Previously, manufacturers couldn’t produce cheaper versions of insulin even if they wanted to. Because biologics aren’t traditional drugs, they couldn’t be copied into generics—drugs that are chemically identical to brand-name ones. A 2010 law changed that, creating a process for the Food and Drug Administration to approve biosimilars. The FDA streamlined the pathway for insulin in 2020, clearing the way for more competition. It approved the first insulin biosimilar, Semglee, which can be substituted for Lantus, in July 2021. According to GoodRx, Semglee costs around $100 a vial while Lantus can be $300 or more.

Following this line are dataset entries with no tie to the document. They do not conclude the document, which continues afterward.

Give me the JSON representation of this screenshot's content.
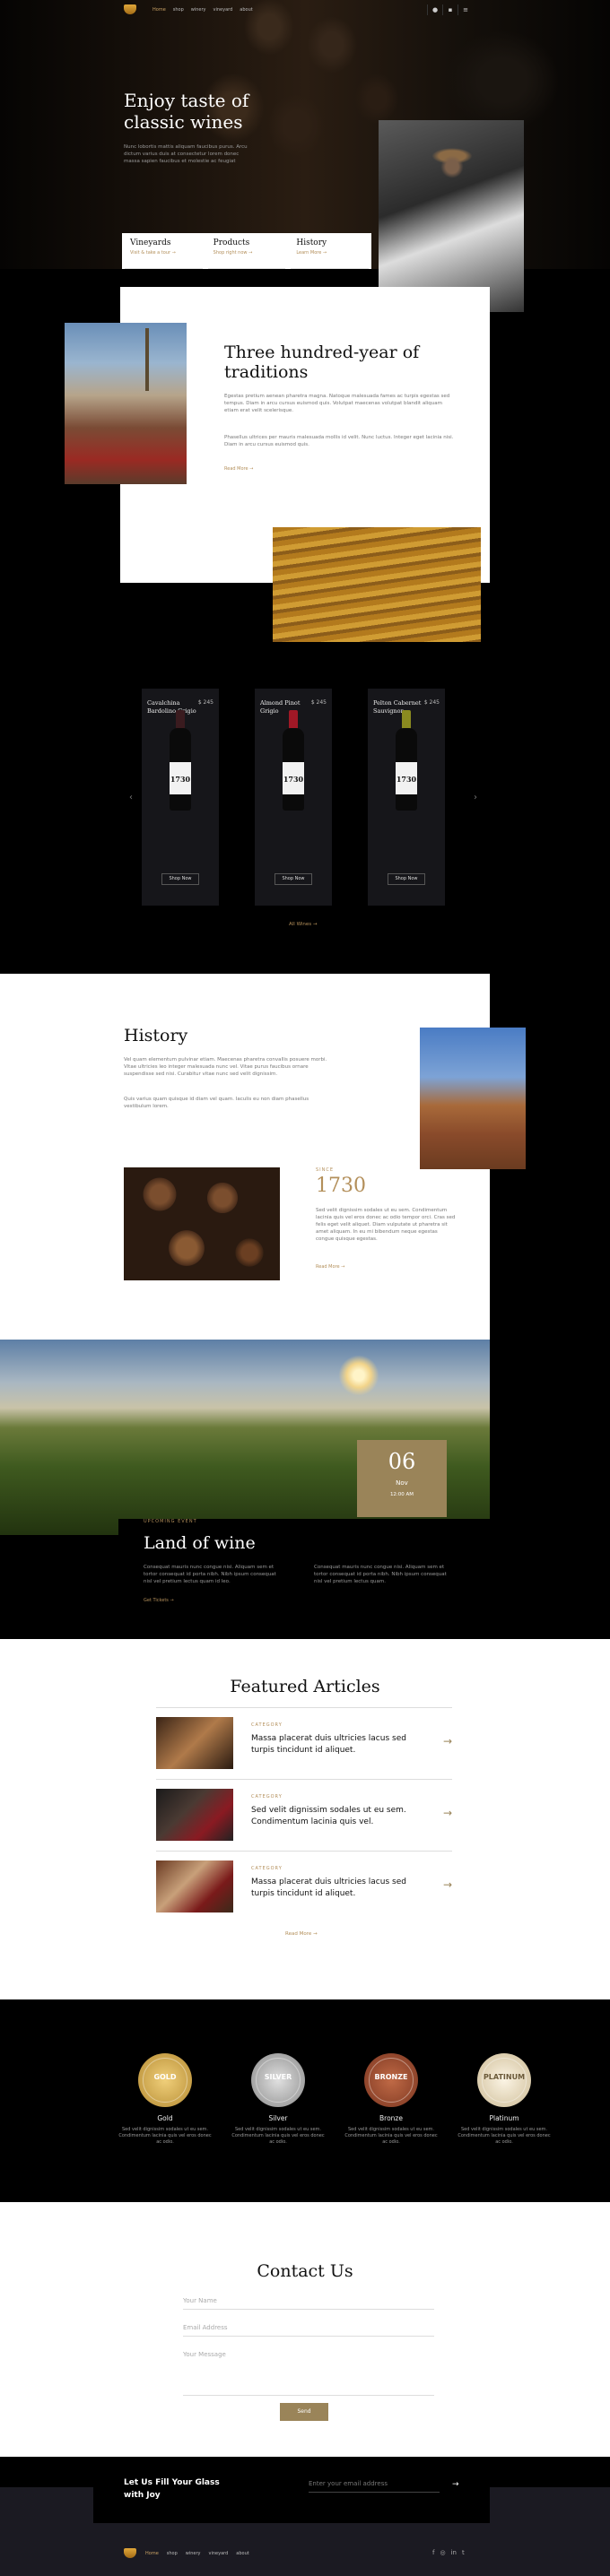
{
  "nav": {
    "links": [
      "Home",
      "shop",
      "winery",
      "vineyard",
      "about"
    ],
    "icons": [
      "search-icon",
      "cart-icon",
      "menu-icon"
    ]
  },
  "hero": {
    "title_line1": "Enjoy taste of",
    "title_line2": "classic wines",
    "text": "Nunc lobortis mattis aliquam faucibus purus. Arcu dictum varius duis at consectetur lorem donec massa sapien faucibus et molestie ac feugiat",
    "cards": [
      {
        "title": "Vineyards",
        "link": "Visit & take a tour"
      },
      {
        "title": "Products",
        "link": "Shop right now"
      },
      {
        "title": "History",
        "link": "Learn More"
      }
    ]
  },
  "about": {
    "title_line1": "Three hundred-year  of",
    "title_line2": "traditions",
    "p1": "Egestas pretium aenean pharetra magna. Natoque malesuada fames ac turpis egestas sed tempus. Diam in arcu cursus euismod quis. Volutpat maecenas volutpat blandit aliquam etiam erat velit scelerisque.",
    "p2": "Phasellus ultrices per mauris malesuada mollis id velit. Nunc luctus. Integer eget lacinia nisi. Diam in arcu cursus euismod quis.",
    "more": "Read More"
  },
  "products": {
    "items": [
      {
        "name": "Cavalchina Bardolino Grigio",
        "price": "$ 245",
        "year": "1730",
        "cta": "Shop Now"
      },
      {
        "name": "Almond Pinot Grigio",
        "price": "$ 245",
        "year": "1730",
        "cta": "Shop Now"
      },
      {
        "name": "Pelton Cabernet Sauvignon",
        "price": "$ 245",
        "year": "1730",
        "cta": "Shop Now"
      }
    ],
    "all": "All Wines"
  },
  "history": {
    "title": "History",
    "p1": "Vel quam elementum pulvinar etiam. Maecenas pharetra convallis posuere morbi. Vitae ultricies leo integer malesuada nunc vel. Vitae purus faucibus ornare suspendisse sed nisi. Curabitur vitae nunc sed velit dignissim.",
    "p2": "Quis varius quam quisque id diam vel quam. Iaculis eu non diam phasellus vestibulum lorem.",
    "since_label": "SINCE",
    "year": "1730",
    "p3": "Sed velit dignissim sodales ut eu sem. Condimentum lacinia quis vel eros donec ac odio tempor orci. Cras sed felis eget velit aliquet. Diam vulputate ut pharetra sit amet aliquam. In eu mi bibendum neque egestas congue quisque egestas.",
    "more": "Read More"
  },
  "event": {
    "day": "06",
    "month": "Nov",
    "time": "12:00 AM",
    "label": "UPCOMING EVENT",
    "title": "Land of wine",
    "p1": "Consequat mauris nunc congue nisi. Aliquam sem et tortor consequat id porta nibh. Nibh ipsum consequat nisl vel pretium lectus quam id leo.",
    "p2": "Consequat mauris nunc congue nisi. Aliquam sem et tortor consequat id porta nibh. Nibh ipsum consequat nisl vel pretium lectus quam.",
    "more": "Get Tickets"
  },
  "articles": {
    "title": "Featured Articles",
    "items": [
      {
        "category": "CATEGORY",
        "title": "Massa placerat duis ultricies lacus sed turpis tincidunt id aliquet."
      },
      {
        "category": "CATEGORY",
        "title": "Sed velit dignissim sodales ut eu sem. Condimentum lacinia quis vel."
      },
      {
        "category": "CATEGORY",
        "title": "Massa placerat duis ultricies lacus sed turpis tincidunt id aliquet."
      }
    ],
    "more": "Read More"
  },
  "awards": {
    "items": [
      {
        "medal": "GOLD",
        "name": "Gold",
        "desc": "Sed velit dignissim sodales ut eu sem. Condimentum lacinia quis vel eros donec ac odio.",
        "color": "#c9a24a"
      },
      {
        "medal": "SILVER",
        "name": "Silver",
        "desc": "Sed velit dignissim sodales ut eu sem. Condimentum lacinia quis vel eros donec ac odio.",
        "color": "#a7a7a7"
      },
      {
        "medal": "BRONZE",
        "name": "Bronze",
        "desc": "Sed velit dignissim sodales ut eu sem. Condimentum lacinia quis vel eros donec ac odio.",
        "color": "#9a4f33"
      },
      {
        "medal": "PLATINUM",
        "name": "Platinum",
        "desc": "Sed velit dignissim sodales ut eu sem. Condimentum lacinia quis vel eros donec ac odio.",
        "color": "#e3d6bd"
      }
    ]
  },
  "contact": {
    "title": "Contact Us",
    "name_placeholder": "Your Name",
    "email_placeholder": "Email Address",
    "message_placeholder": "Your Message",
    "send": "Send"
  },
  "newsletter": {
    "title_line1": "Let Us Fill Your Glass",
    "title_line2": "with Joy",
    "placeholder": "Enter your email address"
  },
  "footer": {
    "links": [
      "Home",
      "shop",
      "winery",
      "vineyard",
      "about"
    ],
    "social": [
      "facebook-icon",
      "instagram-icon",
      "linkedin-icon",
      "twitter-icon"
    ]
  },
  "colors": {
    "accent": "#9a8459",
    "accent_text": "#b38f5a"
  }
}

The high cost of insulin has also been blamed on pharmacy benefit managers (PBMs), companies that act as intermediaries to negotiate prices between insurers and drug manufacturers. Manufacturers compete for their drugs to be covered by health plans by offering rebates and discounts, which critics say allows them to raise their initial list prices. PBMs, in turn, take a cut of these rebates. The practice was the subject of a two-year bipartisan investigation by the Senate Finance Committee, the findings of which were released in January 2021.

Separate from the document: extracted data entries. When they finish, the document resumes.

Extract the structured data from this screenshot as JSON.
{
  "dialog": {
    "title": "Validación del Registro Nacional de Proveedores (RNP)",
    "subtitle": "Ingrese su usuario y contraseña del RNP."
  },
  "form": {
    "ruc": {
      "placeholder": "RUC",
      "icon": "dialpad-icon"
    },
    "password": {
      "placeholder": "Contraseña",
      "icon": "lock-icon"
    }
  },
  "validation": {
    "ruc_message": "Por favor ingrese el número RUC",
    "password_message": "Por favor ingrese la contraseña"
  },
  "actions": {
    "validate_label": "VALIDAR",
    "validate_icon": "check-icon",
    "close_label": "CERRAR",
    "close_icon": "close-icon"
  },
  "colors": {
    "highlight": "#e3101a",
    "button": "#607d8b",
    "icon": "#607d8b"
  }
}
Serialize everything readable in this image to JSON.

“The reason for the price increase is this rebate game that’s being played, not because the product is enhanced or it’s costing more to manufacture,” says Campbell Hutton, vice president of regulatory and health policy at JDRF, a New York–based nonprofit that funds type 1 diabetes research. California’s plan calls for no such rebates.

When contacted by WIRED, representatives from Eli Lilly, Novo Nordisk, and Sanofi all wrote that they’re not making more money as insulin prices rise for patients. They said the actual revenue they earn from their insulins after discounts and rebates has continued to decline over the past several years. Adam Gluck, senior vice president and head of US corporate affairs at Sanofi, wrote that the net price of its insulin—what the company makes after paying rebates—has declined by 54 percent since 2012. “PBMs have demanded rebates for pharmaceutical products for nearly two decades, and they are an engrained feature of our health care system,” he wrote.